C’est ici que se mesurera véritablement la faisabilité du projet : les autorités australiennes et les opérateurs d’infrastructures devront évaluer projet par projet les raccordements aux réseaux, les permis de construire et les exigences environnementales locales. Rien de publié jusqu’à présent ne précise quelle capacité devrait devenir opérationnelle dans chaque phase avant 2027.

Autorisations réglementaires et risques d’application des partenaires

Par ailleurs, NEXTDC a annoncé son intention d'augmenter 1,1 milliard de dollars australiens via des obligations convertibles pour soutenir son portefeuille d’infrastructures d’IA en expansion, a rapporté Reuters. Il s'agit cependant d'un financement plus large que la collaboration avec NVIDIA, et ne doit pas être considéré comme un capital destiné exclusivement aux systèmes DSX.

NVIDIA elle-même a averti que les projections d'infrastructure restent soumises à la demande du marché, à l'exécution des partenaires, à la réglementation et à la disponibilité de la technologie. Les prochains développements mesurables seront les approbations de sites, les accords énergétiques, les étapes de construction et les calendriers de livraison des GPU : des éléments qui diront si l'objectif de deux gigawatts restera une promesse ou deviendra une véritable infrastructure.

FAQ

Quels sont les partenaires travaillant avec NVIDIA pour développer la capacité d’IA en Australie ?

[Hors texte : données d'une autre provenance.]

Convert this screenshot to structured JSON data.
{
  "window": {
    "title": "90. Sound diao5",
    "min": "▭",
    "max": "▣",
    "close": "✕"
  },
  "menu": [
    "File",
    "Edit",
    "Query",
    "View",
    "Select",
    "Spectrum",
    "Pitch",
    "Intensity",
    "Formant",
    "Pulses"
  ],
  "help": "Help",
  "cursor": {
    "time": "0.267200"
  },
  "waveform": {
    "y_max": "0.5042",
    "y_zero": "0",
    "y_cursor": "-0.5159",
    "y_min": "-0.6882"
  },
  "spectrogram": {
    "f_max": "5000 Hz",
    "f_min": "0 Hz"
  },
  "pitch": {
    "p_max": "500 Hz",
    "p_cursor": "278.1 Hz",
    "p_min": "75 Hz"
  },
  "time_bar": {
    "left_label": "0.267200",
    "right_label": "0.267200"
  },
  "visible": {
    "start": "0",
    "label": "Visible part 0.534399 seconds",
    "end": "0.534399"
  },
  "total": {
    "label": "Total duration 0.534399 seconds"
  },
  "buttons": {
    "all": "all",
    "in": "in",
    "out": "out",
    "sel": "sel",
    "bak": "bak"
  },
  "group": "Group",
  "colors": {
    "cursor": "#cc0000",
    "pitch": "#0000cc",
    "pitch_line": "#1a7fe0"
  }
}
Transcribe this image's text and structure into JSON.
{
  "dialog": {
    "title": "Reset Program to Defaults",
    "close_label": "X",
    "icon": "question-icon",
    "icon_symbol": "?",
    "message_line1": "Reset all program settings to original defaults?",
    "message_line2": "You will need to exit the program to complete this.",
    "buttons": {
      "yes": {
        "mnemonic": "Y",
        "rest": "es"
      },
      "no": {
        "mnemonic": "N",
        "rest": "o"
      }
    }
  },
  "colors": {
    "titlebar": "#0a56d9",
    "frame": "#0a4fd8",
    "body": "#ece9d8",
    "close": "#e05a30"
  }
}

NVIDIA s'associe à huit fournisseurs d'infrastructures australiens : Firmus, Sharon AI, IREN, Megaport, ResetData, CDC, NEXTDC et AirTrunk.

Quelle est l'ampleur et le calendrier de l'expansion des capacités d'IA de NVIDIA en Australie ?

Le projet vise à atteindre jusqu’à deux gigawatts de capacité d’IA répartis sur plusieurs sites d’ici 2027.

Comment NVIDIA prendra-t-il en charge l’infrastructure d’IA développée par des partenaires australiens ?

NVIDIA fournira un support informatique, réseau, logiciel et technique accéléré, tandis que les partenaires géreront les installations sur le plan opérationnel.

Quels sont les principaux défis qui pourraient avoir un impact sur le déploiement de la capacité d’IA prévue ?

La disponibilité de l'électricité, les approbations de connexion au réseau, l'infrastructure de refroidissement, les capacités d'exécution des partenaires et la conformité réglementaire sont des facteurs critiques cités pour la réussite du projet.

Contenu créé avec l’aide de l’intelligence artificielle et de la révision éditoriale humaine.